Biology is not "destiny", but it is reality. And when people substitute ideology for biology, it has always led to tragic consequences.
https://abcnews.go.com/Health/wireStory/blurred-lines-pregnant-mans-tragedy-tests-gender-notions-63062856
You sound like you're ready to join the Proud Boys or Oath Keepers, Jimmy the Dane.
Why not? You might enjoy prison. Plenty of structure and tradition, weightlifting, lots of manly men . . .
Reflection on mother: https://www.youtube.com/watch?v=UK7dGXYyKLs
You got it backwards. The right decided to make a federal case, as it were, about excluding them from spaces they had always used.
Attack the man - because you lack the knowledge of the subject matter
Try to point out any statement that I have made that is incorrect
I love and agree with your premise. That judges rule based upon partisan ideology alone, GOP and Democrats.
The justice system is 3rd world shit.
So what was all your garbage about gender?
wtf are you talking about?
Yet again the leftists here still have to dodge the point I made. That is telling.....
"I think it depends on what makes it easier or authentic for your kid in their judgment"
But this is not correct. A child cannot decide that they are a boy when they are really a girl, or vice versa, any more than they can decide that they are a horse or some other species.
You're so full of shit that you can't be bothered to admit "I'm not an expert on everything, and I've been wrong before?"
Instead you want someone to scroll through google results looking for statements you've made, pretending that they will find *nothing* that you've been wrong about, ever?
Let me show you how easy this should've been, Mr. I Hide Behind a Pseudonym and Still Can't Admit Fault Anonymously.
I'm not an expert on everything. I'm actually an 'expert' on very few things. I've been wrong before, and I'll be wrong again, and I say that under my actual name, because I'm not afraid to admit that I don't know everything.
I'm also not delusional enough to argue otherwise.
You have some serious work to do with a therapist if you're unable to acknowledge the same for yourself and your opinions.
They do not 'decide.' They have the recognised condition of gender dysphoria.

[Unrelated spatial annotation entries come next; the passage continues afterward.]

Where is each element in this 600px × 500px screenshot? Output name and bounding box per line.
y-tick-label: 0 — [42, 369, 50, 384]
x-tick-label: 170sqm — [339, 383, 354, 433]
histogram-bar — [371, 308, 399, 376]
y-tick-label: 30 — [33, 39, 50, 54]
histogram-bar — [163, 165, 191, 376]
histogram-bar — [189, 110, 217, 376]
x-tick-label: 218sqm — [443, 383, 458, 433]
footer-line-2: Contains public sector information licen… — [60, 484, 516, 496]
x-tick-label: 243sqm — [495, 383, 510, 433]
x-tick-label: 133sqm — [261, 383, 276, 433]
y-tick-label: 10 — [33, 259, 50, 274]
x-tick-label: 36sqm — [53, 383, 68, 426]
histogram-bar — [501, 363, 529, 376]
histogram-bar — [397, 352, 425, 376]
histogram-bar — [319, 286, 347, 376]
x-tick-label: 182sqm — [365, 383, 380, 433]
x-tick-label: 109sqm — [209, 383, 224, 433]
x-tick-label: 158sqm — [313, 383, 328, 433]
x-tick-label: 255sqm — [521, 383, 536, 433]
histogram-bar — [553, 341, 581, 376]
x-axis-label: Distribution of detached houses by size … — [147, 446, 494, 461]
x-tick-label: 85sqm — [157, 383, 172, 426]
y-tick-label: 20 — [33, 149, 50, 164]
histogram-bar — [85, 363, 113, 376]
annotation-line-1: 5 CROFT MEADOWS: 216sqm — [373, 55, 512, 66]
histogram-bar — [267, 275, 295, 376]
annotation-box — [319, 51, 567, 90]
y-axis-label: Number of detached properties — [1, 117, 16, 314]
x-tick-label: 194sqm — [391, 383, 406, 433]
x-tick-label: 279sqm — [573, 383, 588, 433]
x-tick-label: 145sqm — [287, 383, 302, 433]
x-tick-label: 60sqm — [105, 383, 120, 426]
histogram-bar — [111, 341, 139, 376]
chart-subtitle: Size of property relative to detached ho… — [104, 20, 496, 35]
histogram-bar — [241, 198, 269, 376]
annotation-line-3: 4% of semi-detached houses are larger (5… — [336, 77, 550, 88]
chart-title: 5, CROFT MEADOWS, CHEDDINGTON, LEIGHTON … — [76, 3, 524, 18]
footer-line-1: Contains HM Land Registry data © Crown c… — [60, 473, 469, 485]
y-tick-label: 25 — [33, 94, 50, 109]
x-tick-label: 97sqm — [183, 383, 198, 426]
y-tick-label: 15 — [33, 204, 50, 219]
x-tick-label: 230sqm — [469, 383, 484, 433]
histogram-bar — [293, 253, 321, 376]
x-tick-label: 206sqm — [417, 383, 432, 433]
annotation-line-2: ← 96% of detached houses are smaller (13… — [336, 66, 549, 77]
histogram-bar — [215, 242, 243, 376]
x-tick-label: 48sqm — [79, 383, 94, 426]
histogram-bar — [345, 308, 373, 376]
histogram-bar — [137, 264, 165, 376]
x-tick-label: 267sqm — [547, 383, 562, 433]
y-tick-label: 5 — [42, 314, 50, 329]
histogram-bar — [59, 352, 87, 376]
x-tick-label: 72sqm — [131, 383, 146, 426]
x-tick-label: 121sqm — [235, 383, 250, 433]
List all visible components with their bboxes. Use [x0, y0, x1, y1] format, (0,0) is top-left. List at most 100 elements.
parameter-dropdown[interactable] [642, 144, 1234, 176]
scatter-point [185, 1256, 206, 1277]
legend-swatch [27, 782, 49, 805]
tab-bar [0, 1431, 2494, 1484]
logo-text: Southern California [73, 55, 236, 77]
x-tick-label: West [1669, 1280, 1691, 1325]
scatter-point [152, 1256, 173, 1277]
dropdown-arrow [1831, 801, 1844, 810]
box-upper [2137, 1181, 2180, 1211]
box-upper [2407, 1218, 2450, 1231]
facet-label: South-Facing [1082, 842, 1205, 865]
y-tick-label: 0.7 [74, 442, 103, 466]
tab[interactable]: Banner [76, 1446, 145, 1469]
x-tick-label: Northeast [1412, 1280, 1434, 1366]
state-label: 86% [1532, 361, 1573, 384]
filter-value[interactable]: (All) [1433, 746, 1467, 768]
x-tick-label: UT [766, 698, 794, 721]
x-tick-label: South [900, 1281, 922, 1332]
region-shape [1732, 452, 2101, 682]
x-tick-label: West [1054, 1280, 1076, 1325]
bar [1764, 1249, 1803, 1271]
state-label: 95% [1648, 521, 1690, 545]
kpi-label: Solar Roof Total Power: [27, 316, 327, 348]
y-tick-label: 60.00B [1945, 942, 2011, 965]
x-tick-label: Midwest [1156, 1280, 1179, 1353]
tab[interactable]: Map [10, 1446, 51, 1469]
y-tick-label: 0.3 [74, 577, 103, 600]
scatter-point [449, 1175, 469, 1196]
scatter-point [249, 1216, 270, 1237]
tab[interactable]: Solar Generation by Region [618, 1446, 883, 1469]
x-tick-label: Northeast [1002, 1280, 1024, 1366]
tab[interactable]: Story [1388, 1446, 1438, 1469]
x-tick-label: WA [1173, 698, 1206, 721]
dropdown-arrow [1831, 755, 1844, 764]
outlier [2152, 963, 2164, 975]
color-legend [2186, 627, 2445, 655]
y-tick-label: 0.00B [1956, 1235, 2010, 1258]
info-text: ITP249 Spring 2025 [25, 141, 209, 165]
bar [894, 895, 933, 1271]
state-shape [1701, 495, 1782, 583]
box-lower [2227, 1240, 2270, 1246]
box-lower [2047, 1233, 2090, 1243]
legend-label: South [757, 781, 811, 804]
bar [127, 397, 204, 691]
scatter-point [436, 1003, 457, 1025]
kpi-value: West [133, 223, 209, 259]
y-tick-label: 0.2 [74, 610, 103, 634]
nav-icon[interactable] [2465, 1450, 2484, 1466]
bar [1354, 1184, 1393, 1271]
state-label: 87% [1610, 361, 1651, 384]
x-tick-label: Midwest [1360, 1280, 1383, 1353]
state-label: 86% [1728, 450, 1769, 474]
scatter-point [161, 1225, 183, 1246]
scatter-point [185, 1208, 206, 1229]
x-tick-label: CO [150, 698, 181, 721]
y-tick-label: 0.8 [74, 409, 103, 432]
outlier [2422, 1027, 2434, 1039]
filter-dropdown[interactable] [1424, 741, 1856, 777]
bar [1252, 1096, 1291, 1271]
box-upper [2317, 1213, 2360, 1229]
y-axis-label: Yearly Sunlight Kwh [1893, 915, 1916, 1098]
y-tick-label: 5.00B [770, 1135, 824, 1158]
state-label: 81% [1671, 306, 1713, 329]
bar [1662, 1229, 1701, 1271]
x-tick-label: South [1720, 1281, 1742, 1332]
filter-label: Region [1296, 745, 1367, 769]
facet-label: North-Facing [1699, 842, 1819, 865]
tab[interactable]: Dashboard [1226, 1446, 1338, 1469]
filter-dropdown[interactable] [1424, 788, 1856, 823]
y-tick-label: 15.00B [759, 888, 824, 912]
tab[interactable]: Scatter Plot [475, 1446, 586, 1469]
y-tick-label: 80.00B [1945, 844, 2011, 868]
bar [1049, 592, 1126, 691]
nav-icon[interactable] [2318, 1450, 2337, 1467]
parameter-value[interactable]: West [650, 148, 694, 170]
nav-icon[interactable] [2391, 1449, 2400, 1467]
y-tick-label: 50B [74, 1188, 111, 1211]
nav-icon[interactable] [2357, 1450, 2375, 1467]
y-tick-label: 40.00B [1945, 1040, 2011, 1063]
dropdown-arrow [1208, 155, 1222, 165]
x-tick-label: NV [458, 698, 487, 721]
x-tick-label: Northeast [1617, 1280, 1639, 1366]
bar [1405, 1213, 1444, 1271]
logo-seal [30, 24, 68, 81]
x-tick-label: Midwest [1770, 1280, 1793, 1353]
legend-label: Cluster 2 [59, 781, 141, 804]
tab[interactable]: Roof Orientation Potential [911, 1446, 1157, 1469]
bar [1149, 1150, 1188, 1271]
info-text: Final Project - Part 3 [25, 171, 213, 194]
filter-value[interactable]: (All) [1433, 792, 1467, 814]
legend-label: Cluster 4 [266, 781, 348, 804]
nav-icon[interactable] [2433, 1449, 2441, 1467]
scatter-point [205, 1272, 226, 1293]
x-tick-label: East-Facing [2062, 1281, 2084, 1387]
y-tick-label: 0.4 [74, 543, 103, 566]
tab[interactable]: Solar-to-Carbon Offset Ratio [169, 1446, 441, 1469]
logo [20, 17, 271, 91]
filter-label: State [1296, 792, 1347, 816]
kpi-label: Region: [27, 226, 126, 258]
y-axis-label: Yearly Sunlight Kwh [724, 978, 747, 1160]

Equine dysphoria is much rarer.
I'm glad you agree with me. QA said it is up to the kids judgment.
Better send them a bomb threat for treating young people with a recognised medical condition, so.
What?
My comments on covid have been pretty spot on
Yes several of my comments have conflicted with the CDC including multiple “peer reviewed” studies, though each of my comments have subsequently been proven to be correct. Unfortunately, several commentators (nige, Queen David, & yourself )have such a poor grasp of basic science and basic logic, which renders them unable to ascertain the reasonableness of a studies conclusions.
Now the point of this thread is whether a transgender person is suffering a mental illness and can be cured by mutilating their body. The obvious answer is no
Does it really take an expert to grasp that concept. or are you one of those that believe the current fad in mental health treatment is valid
The right decided to make a federal case, as it were, about excluding them from spaces they had always used.